The broader Golan plateau exhibits a more subdued topography, generally ranging between 120 and 520 metres (390 and 1,710 ft) in elevation. In Israel, the Golan plateau is divided into three regions: northern (between the Sa’ar and Jilabun valleys), central (between the Jilabun and Daliyot valleys), and southern (between the Daliyot and Yarmouk valleys). The Golan Heights is bordered on the west by a rock escarpment that drops 500 metres (1,600 ft) to the Jordan River valley and the Sea of Galilee. In the south, the incised Yarmouk River valley marks the limits of the plateau and, east of the abandoned railroad bridge upstream of Hamat Gader and Al Hammah, it marks the recognised international border between Syria and Jordan.
Geologically, the Golan plateau and the Hauran plain to the east constitute a Holocene volcanic field that also extends northeast almost to Damascus. Much of the area is scattered with dormant volcanos, as well as cinder cones, such as Majdal Shams. The plateau also contains a crater lake, called Birkat Ram (“Ram Pool”), which is fed by both surface runoff and underground springs. These volcanic areas are characterised by basalt bedrock and dark soils derived from its weathering. The basalt flows overlie older, distinctly lighter-colored limestones and marls, exposed along the Yarmouk River in the south.
The rock forming the mountainous area in the northern Golan Heights, descending from Mount Hermon, differs geologically from the volcanic rocks of the plateau and has a different physiography. The mountains are characterised by lighter-colored, Jurassic-age limestone of sedimentary origin.

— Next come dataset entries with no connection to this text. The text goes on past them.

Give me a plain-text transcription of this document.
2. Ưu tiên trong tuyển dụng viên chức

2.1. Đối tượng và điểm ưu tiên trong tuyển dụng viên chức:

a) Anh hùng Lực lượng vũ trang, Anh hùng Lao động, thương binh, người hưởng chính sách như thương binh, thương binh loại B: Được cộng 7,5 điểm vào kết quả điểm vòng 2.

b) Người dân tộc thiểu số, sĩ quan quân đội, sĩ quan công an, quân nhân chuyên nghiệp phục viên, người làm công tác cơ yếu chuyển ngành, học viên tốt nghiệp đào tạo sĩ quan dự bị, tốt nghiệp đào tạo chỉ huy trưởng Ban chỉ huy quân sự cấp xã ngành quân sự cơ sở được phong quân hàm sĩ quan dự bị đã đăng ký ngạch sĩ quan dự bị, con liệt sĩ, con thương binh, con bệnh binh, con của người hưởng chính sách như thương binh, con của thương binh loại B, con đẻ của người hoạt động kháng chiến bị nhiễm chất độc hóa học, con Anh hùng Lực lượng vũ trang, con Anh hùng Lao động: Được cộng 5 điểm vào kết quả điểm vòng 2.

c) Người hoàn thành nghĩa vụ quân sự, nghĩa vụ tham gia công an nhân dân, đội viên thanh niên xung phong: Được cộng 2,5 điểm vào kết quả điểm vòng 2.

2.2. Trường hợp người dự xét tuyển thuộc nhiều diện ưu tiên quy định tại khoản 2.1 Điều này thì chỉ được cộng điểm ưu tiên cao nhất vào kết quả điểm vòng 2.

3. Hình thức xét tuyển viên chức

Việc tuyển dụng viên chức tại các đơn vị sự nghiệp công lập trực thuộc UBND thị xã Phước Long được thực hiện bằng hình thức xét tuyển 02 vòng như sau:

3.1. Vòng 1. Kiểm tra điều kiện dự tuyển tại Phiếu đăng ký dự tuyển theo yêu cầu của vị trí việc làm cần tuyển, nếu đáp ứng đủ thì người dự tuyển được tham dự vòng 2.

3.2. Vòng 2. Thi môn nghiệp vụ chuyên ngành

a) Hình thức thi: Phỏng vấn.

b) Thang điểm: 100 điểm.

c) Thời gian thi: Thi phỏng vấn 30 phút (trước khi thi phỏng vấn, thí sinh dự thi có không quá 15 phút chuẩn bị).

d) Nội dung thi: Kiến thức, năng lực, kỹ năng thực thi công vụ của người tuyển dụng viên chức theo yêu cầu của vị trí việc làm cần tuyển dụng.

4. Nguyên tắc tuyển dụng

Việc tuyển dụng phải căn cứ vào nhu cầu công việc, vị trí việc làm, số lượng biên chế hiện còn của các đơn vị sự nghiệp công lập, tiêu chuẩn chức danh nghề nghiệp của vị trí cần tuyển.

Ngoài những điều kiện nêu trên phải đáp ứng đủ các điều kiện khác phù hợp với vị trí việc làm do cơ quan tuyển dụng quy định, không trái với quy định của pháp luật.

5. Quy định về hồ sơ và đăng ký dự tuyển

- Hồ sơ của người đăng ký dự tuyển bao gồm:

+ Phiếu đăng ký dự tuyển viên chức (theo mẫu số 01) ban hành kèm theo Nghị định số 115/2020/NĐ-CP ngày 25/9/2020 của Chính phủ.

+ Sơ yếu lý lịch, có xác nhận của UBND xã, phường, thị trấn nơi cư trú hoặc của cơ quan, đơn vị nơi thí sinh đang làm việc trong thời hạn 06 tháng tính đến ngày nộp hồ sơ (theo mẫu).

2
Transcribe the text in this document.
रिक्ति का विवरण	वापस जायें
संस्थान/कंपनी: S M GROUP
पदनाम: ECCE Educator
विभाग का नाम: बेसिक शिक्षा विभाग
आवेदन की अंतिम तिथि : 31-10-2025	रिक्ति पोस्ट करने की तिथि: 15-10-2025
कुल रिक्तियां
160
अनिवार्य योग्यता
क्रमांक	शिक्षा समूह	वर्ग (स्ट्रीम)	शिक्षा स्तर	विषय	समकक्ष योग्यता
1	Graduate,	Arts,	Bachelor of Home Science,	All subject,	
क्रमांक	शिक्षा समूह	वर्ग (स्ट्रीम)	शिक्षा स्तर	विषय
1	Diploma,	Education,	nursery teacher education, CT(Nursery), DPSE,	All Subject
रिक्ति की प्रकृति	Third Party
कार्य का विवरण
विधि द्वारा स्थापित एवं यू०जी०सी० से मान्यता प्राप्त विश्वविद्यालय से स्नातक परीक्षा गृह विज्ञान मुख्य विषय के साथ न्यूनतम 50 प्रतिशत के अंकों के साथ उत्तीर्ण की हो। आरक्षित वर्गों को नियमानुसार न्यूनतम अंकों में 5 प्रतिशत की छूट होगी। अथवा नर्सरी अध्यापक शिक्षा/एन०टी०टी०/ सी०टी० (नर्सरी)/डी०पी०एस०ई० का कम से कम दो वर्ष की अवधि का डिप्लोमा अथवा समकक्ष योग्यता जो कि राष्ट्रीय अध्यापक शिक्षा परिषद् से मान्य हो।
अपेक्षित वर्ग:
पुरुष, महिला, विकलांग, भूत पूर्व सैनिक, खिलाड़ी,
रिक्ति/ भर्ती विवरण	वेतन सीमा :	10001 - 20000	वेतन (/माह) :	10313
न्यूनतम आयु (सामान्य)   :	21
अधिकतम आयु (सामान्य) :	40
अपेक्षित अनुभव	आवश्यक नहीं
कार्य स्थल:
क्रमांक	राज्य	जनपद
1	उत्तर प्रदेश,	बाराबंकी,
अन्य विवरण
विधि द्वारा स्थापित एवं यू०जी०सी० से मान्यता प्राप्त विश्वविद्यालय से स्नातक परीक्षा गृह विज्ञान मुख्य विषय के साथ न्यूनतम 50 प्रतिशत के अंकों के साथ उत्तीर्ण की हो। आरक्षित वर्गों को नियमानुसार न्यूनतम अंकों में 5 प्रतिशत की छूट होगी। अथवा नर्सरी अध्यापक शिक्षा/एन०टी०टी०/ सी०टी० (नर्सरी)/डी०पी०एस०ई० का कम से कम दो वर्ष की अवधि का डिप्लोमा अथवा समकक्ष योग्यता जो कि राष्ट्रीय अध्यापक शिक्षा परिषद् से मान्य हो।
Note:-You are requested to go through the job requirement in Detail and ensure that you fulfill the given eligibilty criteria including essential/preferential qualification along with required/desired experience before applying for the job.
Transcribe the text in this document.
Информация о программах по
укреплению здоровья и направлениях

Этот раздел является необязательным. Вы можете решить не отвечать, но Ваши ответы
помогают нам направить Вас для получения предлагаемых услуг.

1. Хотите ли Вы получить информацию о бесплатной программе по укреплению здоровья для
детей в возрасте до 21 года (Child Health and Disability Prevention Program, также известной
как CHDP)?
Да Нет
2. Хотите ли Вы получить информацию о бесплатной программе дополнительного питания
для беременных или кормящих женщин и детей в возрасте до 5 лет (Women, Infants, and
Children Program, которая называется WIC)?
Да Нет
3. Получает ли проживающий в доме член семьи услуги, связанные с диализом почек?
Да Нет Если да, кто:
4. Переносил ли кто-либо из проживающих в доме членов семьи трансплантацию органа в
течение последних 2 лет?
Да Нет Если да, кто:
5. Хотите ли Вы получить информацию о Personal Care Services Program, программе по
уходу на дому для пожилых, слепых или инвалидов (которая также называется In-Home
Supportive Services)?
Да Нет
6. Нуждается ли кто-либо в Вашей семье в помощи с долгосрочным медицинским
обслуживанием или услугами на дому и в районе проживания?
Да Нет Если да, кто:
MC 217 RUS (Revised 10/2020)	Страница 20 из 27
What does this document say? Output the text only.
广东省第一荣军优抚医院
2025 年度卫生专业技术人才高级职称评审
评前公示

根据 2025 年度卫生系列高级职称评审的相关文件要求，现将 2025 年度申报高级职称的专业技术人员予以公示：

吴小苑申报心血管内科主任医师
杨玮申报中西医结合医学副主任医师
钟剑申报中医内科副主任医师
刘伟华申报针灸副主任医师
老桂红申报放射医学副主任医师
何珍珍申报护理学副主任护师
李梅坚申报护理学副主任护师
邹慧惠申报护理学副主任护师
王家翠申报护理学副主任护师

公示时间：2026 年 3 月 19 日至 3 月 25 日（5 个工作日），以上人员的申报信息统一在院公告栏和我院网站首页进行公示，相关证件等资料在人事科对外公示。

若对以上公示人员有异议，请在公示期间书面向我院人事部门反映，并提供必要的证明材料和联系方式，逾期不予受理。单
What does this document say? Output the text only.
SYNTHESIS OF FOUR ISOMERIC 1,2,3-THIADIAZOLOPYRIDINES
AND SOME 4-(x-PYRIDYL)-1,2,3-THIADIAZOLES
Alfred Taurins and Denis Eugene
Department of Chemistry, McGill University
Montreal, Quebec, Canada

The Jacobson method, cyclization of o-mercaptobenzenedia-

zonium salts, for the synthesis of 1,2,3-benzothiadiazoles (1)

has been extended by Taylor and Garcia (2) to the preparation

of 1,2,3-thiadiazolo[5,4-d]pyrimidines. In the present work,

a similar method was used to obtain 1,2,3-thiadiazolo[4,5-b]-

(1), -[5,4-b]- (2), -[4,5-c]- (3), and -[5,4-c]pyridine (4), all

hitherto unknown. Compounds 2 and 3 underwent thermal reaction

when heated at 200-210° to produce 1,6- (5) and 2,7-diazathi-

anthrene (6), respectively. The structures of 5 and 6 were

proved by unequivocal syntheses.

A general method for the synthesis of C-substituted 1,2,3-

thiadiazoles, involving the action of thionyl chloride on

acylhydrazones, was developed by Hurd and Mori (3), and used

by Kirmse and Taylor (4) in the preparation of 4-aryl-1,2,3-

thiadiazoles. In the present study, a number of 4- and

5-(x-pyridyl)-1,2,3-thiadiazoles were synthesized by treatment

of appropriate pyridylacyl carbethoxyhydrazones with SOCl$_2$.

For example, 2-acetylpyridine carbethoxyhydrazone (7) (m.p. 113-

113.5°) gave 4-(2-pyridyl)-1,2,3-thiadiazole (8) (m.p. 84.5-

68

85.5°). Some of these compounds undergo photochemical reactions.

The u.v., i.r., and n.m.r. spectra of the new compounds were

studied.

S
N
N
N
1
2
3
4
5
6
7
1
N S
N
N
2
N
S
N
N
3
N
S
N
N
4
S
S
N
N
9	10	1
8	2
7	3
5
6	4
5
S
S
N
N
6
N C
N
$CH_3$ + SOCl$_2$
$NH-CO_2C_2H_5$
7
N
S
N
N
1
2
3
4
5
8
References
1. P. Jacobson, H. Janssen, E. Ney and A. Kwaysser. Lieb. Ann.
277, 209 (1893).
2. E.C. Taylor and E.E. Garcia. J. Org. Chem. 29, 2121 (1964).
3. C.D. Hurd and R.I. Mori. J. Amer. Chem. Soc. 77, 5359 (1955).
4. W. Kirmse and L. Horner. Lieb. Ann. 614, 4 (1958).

Locally, the limestone is broken by faults and solution channels to form a karst-like topography in which springs are common.
In addition to its strategic military importance, the Golan Heights is an important water resource, especially at the higher elevations, which are snow-covered in the winter and help sustain baseflow for rivers and springs during the dry season. The Heights receive significantly more precipitation than the surrounding, lower-elevation areas. The occupied sector of the Golan Heights provides or controls a substantial portion of the water in the Jordan River watershed, which in turn provides a portion of Israel’s water supply. The Golan Heights supply 15% of Israel’s water.